The first was my mother’s delicious turkey roasted her signature way — in a brown grocery sack.
The second was my favorite chunky candy bar nestled deep in the toe of my stocking.
And the third was my mom and my aunt crying when all the festivities were over and it was time for everyone to go home. My little mind could never understand why someone would weep at the happiest time of year.
But now, sadly, I can say I get it.
My mom and aunt lost their mother — my Grandma Elsie, whose birthday was on Christmas Eve — when they were barely into their 30s. In the past two years, I have lost my father; my mother; two cousins; an aunt; two uncles; and my stepmom, who’d been part of my life since I was 13.

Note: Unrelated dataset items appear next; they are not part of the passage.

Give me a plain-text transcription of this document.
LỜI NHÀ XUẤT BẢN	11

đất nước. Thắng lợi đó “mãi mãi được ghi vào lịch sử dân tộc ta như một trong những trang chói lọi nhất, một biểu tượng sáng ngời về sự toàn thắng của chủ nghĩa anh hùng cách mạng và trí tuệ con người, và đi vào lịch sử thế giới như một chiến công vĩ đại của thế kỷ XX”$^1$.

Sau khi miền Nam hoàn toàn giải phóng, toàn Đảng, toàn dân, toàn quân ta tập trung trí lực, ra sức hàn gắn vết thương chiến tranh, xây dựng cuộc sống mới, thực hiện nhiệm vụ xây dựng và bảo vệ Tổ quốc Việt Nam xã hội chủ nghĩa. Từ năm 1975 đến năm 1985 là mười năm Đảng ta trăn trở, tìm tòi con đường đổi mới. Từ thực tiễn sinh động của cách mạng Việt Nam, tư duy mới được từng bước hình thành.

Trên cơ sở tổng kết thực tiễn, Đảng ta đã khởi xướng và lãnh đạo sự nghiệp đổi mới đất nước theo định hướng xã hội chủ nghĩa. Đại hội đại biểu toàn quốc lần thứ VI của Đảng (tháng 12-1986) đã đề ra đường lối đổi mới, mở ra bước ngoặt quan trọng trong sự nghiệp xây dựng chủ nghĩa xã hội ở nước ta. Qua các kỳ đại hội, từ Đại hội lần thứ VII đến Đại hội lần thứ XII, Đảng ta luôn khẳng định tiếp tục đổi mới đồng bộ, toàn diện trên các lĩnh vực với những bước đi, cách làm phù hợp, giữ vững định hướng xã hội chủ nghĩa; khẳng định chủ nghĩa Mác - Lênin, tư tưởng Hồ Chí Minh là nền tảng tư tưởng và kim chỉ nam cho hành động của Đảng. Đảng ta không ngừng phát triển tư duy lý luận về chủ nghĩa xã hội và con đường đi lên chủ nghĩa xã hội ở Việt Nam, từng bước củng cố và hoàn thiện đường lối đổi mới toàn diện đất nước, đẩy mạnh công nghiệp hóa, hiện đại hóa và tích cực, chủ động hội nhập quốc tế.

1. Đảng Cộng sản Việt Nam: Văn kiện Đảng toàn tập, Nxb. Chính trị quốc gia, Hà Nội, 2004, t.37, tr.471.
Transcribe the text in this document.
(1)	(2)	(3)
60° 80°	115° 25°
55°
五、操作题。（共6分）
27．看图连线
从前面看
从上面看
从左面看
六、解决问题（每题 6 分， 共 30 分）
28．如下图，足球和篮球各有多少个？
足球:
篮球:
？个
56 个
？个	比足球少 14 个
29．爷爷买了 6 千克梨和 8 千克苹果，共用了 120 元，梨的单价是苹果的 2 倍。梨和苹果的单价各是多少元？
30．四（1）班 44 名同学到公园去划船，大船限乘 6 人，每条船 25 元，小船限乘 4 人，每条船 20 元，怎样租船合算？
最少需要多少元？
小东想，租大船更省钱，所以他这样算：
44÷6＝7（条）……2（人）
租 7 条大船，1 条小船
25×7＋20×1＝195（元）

The cheer and sparkle of the holidays — with the accompanying “it’s the most wonderful time of the year” sentiment — is in such stark contrast to the chimney-sized hole of heaviness in my heart. Knowing that my loved ones are no longer a part of our celebrations drains my holiday joy.
Lost loved ones aren’t the only reason for lamenting. Maybe you have wayward children, poor health or fractured friendships. Maybe this is the first holiday season spent as a family stung by divorce. Or maybe it’s just a deep, dark loneliness. What do we do when we can’t find any holiday cheer?
Thankfully, our key verse shows us the remedy for our aching emotions. Psalm 94:19 declares: “When the cares of my heart are many, your consolations cheer my soul.”
In the original Hebrew language, the meaning of the English phrase “cares of my heart” (v. 19) comes from two words: sarappim and qereb. The first word means anxious and disquieting thoughts. The second term refers to that which is deep within your body, predominantly in your heart. So much of our sorrow at the holidays disquiets us. However, it isn’t always visible to others. It can remain hidden below the surface.
The phrase “cheer my soul” (v. 19) is a tethering of the Hebrew words sha’a’ and nephesh. Taken together, these words imply that God delights our dejected emotions by smearing them over. He takes the raw and tender places of our souls and smooths His healing balm over them, allowing us to be cheered again.
I find this happens through gut-wrenchingly honest prayer and a plea for renewed vision. I tell God how very much I will miss the crazy, Christmas Eve, “white elephant” gift exchange with my dad and stepmom, and I ask God to comfort me and give me hope. He prompts me to host such a gathering with foreign exchange students from church who cannot be home for the holidays.
When I can’t bear the thought of our first holiday season without my mom and her game of “how many chocolate snowman candies are in the jar?” I pray to God for comfort and perspective. He nudges me to keep the tradition going with all her grandkids, with the added action of each child telling one happy memory of Grandma before giving their guesses.
I recall how my own mom always made Christmas a reason to make someone else’s life better, often signing up to serve the less fortunate or offer financial assistance to local charitable organizations. I’m sure helping others helped her to deal with her own fresh grief that resurfaced each year.
Second Corinthians 1:3 refers to God as “the Father of compassion and the God of all comfort” (NIV). He comforts us so that we, in turn, can cheer and comfort others. When our hearts feel heavy at the holidays, God stands ready not only to soothe our sorrows but also to help us seek out the discouraged and do something to show them that we care — and He cares.
Maybe, then, the holidays really can be the most wonderful time of the year: a time for cheering others with the love of God, even despite our hurting hearts.
Father, You alone are the source of true cheer and the only giver of real hope. Even in my sorrow, may I seek to impart encouragement to others, pointing them to You. In Jesus’ Name, Amen.
FOR DEEPER STUDY
1 Peter 5:7, “Give all your worries and cares to God, for he cares about you.” (NLT)
When your heart is hurting, do you tend to first reach out to a friend or pray to God? How can the image of God smearing balm over our raw emotions help you in times of trouble?